MIMIC3 codes normalize successfully using this spec. There are some 999999* codes in RxNorm that don't normalize but they're flagged obsolete. I reimplemented the logic in Javascript because that's what BigQuery supports for UDFs.

There are 4 phases to my mapping:

  1. (81.6% coverage) Map NDCs according to the "official" RxNorm taxonomy (entries in RXNSAT with SAB='RXNORM'). I extended it by scraping some archived historical mappings from the RxNorm web API getAllHistoricalNDCs, but this was a lot of work for very little incremental coverage. There is some difficult ambiguity as NDC values can map to multiple concepts.
  2. (84.2%) Map remaining NDCs according to the other datasets included in RxNorm. This has even more ambiguity as the same NDC can be found in several datasets and some of the mappings are more useful than others (e.g. some have pathways to ingredients, others for the same drug do not). This successfully maps almost all rows that have a non-zero NDC value.
  3. (97.1%) Map remaining entries using the DRUG and DRUG_NAME_GENERIC fields, see below. DRUG_NAME_POE does not contain any additional information.
  4. (97.5%) Map GSN codes using the FDDB data. I believe this data is proprietary. Fortunately it doesn't add much coverage.

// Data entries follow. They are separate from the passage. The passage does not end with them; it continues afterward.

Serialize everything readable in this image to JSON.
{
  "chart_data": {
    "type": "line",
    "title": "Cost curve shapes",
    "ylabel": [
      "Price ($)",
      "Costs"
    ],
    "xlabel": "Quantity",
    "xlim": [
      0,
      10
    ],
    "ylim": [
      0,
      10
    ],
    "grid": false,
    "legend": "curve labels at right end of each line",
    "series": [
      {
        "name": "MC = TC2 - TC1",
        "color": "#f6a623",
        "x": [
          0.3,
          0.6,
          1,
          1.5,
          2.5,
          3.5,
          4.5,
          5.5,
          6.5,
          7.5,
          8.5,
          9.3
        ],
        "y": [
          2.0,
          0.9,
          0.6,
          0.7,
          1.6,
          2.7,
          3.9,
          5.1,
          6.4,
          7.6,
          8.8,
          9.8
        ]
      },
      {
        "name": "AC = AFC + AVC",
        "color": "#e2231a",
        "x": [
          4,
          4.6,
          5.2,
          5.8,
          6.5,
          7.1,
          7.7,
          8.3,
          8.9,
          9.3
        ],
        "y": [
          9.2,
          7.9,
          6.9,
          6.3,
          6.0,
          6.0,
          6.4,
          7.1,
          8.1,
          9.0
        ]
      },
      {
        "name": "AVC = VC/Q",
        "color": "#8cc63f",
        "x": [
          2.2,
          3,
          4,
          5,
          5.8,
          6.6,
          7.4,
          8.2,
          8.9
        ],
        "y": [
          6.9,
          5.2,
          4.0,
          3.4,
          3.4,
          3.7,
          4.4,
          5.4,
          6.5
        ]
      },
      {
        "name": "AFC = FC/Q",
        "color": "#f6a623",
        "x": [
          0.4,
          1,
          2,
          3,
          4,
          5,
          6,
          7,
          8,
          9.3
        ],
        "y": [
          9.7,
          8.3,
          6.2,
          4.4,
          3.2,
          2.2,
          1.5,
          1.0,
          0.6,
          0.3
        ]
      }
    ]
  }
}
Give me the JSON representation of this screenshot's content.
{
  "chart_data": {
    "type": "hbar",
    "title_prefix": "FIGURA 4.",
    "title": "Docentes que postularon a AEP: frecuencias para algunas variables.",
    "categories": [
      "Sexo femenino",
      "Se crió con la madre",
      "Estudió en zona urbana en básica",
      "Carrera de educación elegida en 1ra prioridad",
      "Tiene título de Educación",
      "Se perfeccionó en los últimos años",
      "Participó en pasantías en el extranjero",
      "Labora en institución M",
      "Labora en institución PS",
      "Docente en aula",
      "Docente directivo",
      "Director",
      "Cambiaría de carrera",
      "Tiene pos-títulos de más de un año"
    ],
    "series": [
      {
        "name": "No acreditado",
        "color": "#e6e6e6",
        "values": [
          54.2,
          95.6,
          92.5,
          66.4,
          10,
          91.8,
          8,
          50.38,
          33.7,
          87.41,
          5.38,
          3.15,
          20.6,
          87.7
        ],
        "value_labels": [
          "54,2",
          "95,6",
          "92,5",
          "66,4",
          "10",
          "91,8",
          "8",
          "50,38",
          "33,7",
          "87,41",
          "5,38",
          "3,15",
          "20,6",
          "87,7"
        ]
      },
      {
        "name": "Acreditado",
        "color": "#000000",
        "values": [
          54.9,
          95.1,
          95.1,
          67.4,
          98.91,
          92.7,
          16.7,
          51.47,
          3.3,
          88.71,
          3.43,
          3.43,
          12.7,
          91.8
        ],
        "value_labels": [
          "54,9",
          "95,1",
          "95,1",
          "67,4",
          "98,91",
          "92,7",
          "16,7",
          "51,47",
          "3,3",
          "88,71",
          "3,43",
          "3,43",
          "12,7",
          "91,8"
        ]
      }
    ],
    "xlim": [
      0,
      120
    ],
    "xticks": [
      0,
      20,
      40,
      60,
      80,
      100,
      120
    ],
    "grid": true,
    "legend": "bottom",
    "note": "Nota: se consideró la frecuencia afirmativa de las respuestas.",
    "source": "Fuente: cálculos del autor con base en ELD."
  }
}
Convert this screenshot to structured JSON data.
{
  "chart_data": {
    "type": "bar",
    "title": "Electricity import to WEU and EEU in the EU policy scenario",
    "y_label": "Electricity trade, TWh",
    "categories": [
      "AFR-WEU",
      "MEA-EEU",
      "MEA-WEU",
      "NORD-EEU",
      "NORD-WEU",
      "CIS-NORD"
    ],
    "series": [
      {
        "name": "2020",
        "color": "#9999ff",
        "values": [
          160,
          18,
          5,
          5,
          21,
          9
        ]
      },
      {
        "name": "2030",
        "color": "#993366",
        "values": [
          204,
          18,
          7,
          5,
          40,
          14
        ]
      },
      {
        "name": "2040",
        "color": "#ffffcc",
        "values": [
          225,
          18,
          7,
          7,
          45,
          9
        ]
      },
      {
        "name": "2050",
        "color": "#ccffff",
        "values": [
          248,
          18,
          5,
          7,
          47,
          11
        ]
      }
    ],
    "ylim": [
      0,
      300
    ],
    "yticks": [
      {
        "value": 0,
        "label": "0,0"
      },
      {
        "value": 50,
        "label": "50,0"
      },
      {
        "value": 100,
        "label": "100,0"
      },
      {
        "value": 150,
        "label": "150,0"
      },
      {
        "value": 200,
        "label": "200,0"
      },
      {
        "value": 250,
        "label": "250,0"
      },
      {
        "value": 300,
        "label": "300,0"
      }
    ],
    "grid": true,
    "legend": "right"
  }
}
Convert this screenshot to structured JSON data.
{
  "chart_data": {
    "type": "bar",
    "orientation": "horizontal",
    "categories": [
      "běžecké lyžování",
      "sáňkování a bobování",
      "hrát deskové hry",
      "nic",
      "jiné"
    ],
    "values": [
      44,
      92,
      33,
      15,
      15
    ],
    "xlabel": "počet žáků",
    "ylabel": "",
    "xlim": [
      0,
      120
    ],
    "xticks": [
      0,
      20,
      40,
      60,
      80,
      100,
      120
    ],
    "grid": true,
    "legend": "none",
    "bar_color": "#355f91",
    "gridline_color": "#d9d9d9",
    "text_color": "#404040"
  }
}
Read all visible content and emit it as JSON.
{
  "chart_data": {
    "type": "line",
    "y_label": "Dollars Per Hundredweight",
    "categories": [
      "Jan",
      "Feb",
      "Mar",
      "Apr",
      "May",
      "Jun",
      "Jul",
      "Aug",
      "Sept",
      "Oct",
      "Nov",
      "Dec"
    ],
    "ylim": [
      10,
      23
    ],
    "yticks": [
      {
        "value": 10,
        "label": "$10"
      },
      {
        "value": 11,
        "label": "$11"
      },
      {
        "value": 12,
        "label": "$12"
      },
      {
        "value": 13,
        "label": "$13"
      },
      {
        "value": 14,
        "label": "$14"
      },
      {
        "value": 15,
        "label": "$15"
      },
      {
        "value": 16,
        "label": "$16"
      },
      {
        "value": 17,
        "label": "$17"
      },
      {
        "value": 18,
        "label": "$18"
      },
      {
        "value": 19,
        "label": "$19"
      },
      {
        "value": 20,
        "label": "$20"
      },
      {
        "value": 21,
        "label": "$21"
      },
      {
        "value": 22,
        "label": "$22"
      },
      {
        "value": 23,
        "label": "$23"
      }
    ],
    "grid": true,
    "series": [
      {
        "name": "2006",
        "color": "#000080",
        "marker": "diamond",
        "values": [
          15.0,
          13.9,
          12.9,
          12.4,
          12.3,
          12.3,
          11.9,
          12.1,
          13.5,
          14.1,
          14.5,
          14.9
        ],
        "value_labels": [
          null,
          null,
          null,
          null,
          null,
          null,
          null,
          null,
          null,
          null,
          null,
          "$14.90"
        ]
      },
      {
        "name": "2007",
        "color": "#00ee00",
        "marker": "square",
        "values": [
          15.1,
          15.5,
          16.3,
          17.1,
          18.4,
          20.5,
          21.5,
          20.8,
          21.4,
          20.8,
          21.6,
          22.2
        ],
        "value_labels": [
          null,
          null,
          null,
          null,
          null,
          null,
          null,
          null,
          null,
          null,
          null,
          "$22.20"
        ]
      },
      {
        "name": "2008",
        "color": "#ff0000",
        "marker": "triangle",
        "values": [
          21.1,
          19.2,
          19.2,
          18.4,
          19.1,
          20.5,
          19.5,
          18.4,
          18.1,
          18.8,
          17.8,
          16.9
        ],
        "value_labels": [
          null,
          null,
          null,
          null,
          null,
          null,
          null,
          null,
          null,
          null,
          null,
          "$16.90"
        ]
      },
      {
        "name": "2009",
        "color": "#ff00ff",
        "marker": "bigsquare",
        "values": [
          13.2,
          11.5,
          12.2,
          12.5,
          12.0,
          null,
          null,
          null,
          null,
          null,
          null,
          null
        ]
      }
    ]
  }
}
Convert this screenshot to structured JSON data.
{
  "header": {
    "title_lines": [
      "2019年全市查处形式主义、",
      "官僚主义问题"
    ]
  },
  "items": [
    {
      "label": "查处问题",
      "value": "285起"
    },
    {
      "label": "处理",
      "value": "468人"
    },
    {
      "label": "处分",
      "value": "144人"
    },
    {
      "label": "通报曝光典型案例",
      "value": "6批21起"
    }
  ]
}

This is complicated by having multiple GSN codes per MIMIC3 prescriptions row, which would expand to multiple drug_exposure rows.

Drug name mapping: I mapped to RxNorm entities of type IN (ingredient) or PIN (precise ingredient) by normalizing to lowercase, applying the following rules, and then doing direct string matching of DRUG or DRUG_NAME_GENERIC to concept name.

  1. Transform "Syringe (xxx)" into "xxx".
  2. Strip trailing " (xxx)" which is often a qualifier.
  3. Strip percentage values.
  4. Strip modifier terms: flush, iso-osmotic, isotonic, liquid, oint, ointment, p.f.
  5. Map sw, *sw*, and sterile water to water.
  6. Map D5W, D7.5W, D10W, etc. to anhydrous dextrose. (Not sure if this is the best concept.)
  7. Map ns, *ns*, and "ns ..." (normal saline) to sodium chloride. (Not sure if this is the best concept.)
  8. Map "insulin" to an arbitrary type of insulin. In many cases the MIMIC3 source data are insufficiently detailed to distinguish the possible synthetic insulin types.
mikkokotila commented 6 years ago

@paulchurch Really wonderful, thanks a lot for sharing :) I noted the garbage you mention, going through the records, so 97.1% looks great. Assuming that that it's close to 100% correct mapping ;)

BTW...between now and the previous message, I changed my mind (having seen the tremendous amount of work that has gone to the SQL build) and am building it now. Hopefully will be built by morning :)

aparrot89 commented 6 years ago

@paulchurch Because the code is not open and reproducible, we didn't put your mapping on github and did an entire new one (only with NDC-RxNorm and manual mapping) But our mapping is not as good as yours (85% coverage) Is it possible to share the mapping code with the community ? Thanks

paulchurch commented 6 years ago

We can reproduce the drug name mapping using RxNorm - I believe the data is all there in the OMOP CDM and we only need to rewrite my logic out of BigQuery SQL + Javascript into postgres. It doesn't depend on anything unreleased.

Doing NDC-RxNorm plus drug names should have very high coverage - there are a lot of MIMIC3 prescription entries that are essentially just ingredient names with no NDC, and this will cover them.

bbardakk commented 3 years ago

@paulchurch Hi Paul, is it possible to share your script for this ndc conversion?